The report noted that Lagos presented a fertile yet challenging environment for proptech adoption.
It added, “These challenges include unreliable power and internet, complicated laws and regulations, difficulty accessing financing, and a lack of reliable data and digital skills. These problems are connected; for example, delays in regulations make financing harder, and poor power and internet affect digital services. This section will provide a detailed explanation of these challenges.
“Lagos faces persistent infrastructure issues that hinder the growth of proptech. Frequent power outages mean the national grid supplies less than 12 hours of stable electricity daily, forcing firms to rely heavily on generators and inverters.
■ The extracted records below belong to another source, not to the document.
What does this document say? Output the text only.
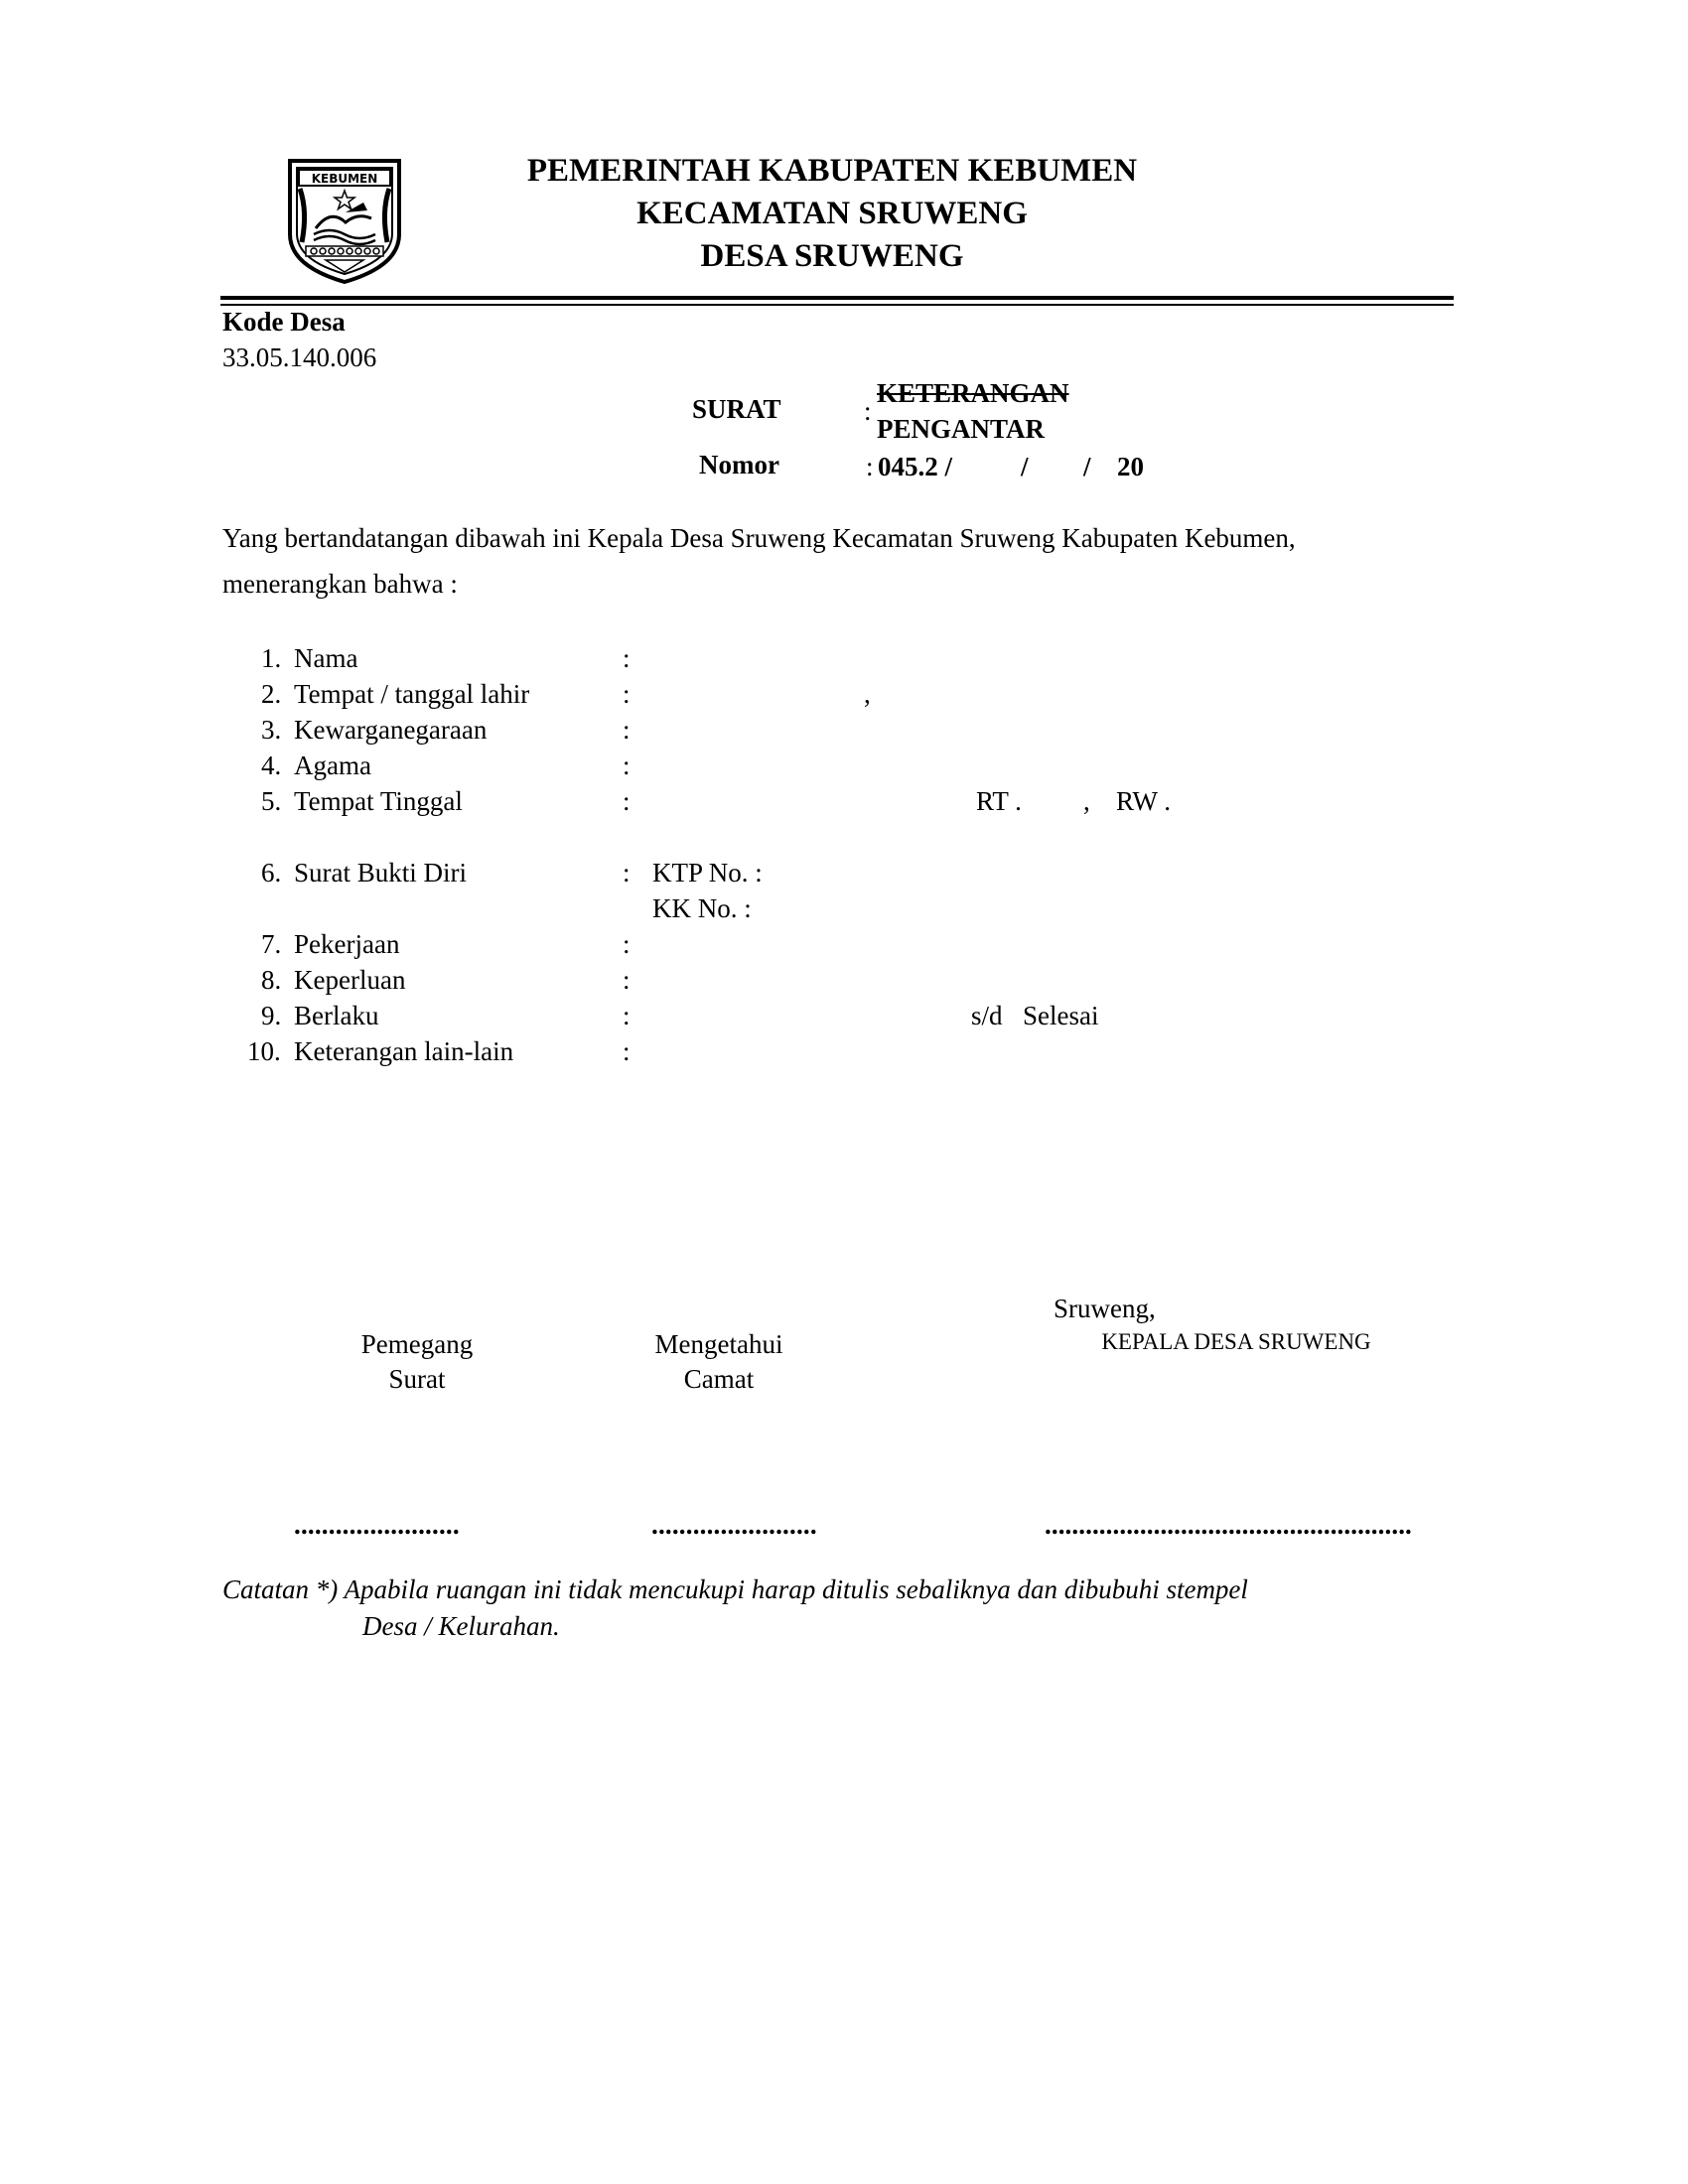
KEBUMEN	PEMERINTAH KABUPATEN KEBUMEN
KECAMATAN SRUWENG
DESA SRUWENG
Kode Desa
33.05.140.006
SURAT	:
KETERANGAN
PENGANTAR
Nomor	: 045.2 /	/ / 20
Yang bertandatangan dibawah ini Kepala Desa Sruweng Kecamatan Sruweng Kabupaten Kebumen,
menerangkan bahwa :
1. Nama	:
2. Tempat / tanggal lahir	:	,
3. Kewarganegaraan	:
4. Agama	:
5. Tempat Tinggal	:	RT . , RW .
6. Surat Bukti Diri	: KTP No. :
KK No. :
7. Pekerjaan	:
8. Keperluan	:
9. Berlaku	:	s/d Selesai
10. Keterangan lain-lain	:
Sruweng,
KEPALA DESA SRUWENG
Pemegang
Surat
Mengetahui
Camat
........................	........................	......................................................
Catatan *) Apabila ruangan ini tidak mencukupi harap ditulis sebaliknya dan dibubuhi stempel
Desa / Kelurahan.
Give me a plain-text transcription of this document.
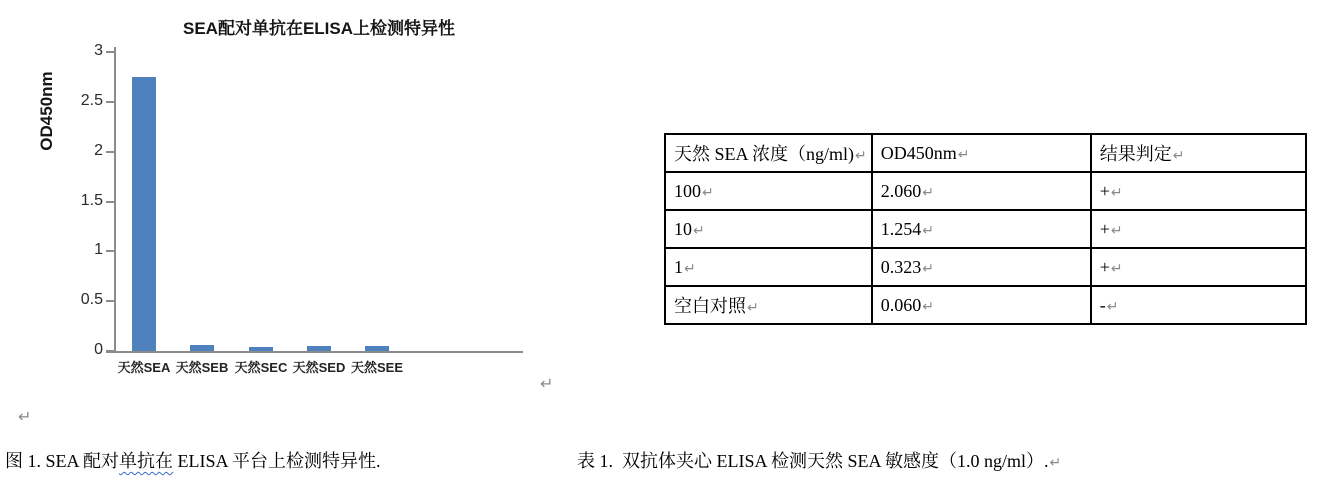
SEA配对单抗在ELISA上检测特异性
OD450nm
3
2.5
2
1.5
1
0.5
0
天然SEA 天然SEB 天然SEC 天然SED 天然SEE
↵
↵
天然 SEA 浓度（ng/ml)↵	OD450nm↵	结果判定↵
100↵	2.060↵	+↵
10↵	1.254↵	+↵
1↵	0.323↵	+↵
空白对照↵	0.060↵	-↵
图 1. SEA 配对单抗在 ELISA 平台上检测特异性.	表 1.  双抗体夹心 ELISA 检测天然 SEA 敏感度（1.0 ng/ml）.↵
This dependence drives up operational costs and compromises service reliability, particularly during critical business hours. Additionally, while Lagos boasts the highest internet penetration in Nigeria at 65 per cent, network bandwidth remains inconsistent.
“These bandwidth issues persist as the state still has a deficit of 28,000 kilometres in fibre-optic installation out of the required 36,000 kilometres, resulting in download speeds as low as 0.7 mbps in some areas in Lagos, diminishing user trust in digital solutions.”
It further noted that proptech development in Lagos was hindered by a persistent lack of reliable market data and low levels of digital literacy among key user groups.
“Accurate, up-to-date information on property valuations, transaction histories, and market trends remains limited. This data gap undermines the performance of core proptech functionalities such as automated valuation models and predictive analytics. Also, digital literacy in the country remains at 60 per cent, with many buyers/renters preferring traditional agents due to limited familiarity with digital platforms.
“As a result, proptech startups are compelled to invest in user education, onboarding support, and hybrid service models that combine digital tools with offline agents. In Nigeria, the story is similar; proptech has gained its most substantial traction in Lagos State and is home to many leading proptech startups. On a national level, there are over 147 proptech startups, but approximately 70 of them are active.
“Cybersecurity threats further compound these challenges for proptech startups. While precise breach figures for real estate platforms are not publicly available, multiple incidents of data leaks across Nigeria’s tech sector highlight how vulnerable online property services can be in the absence of robust security standards.”
The State of Lagos Housing Market, 3rd Edition, is published by the Roland Igbinoba Real Foundation for Housing and Urban Development. The first and second editions were published in 2009 and 2016, respectively.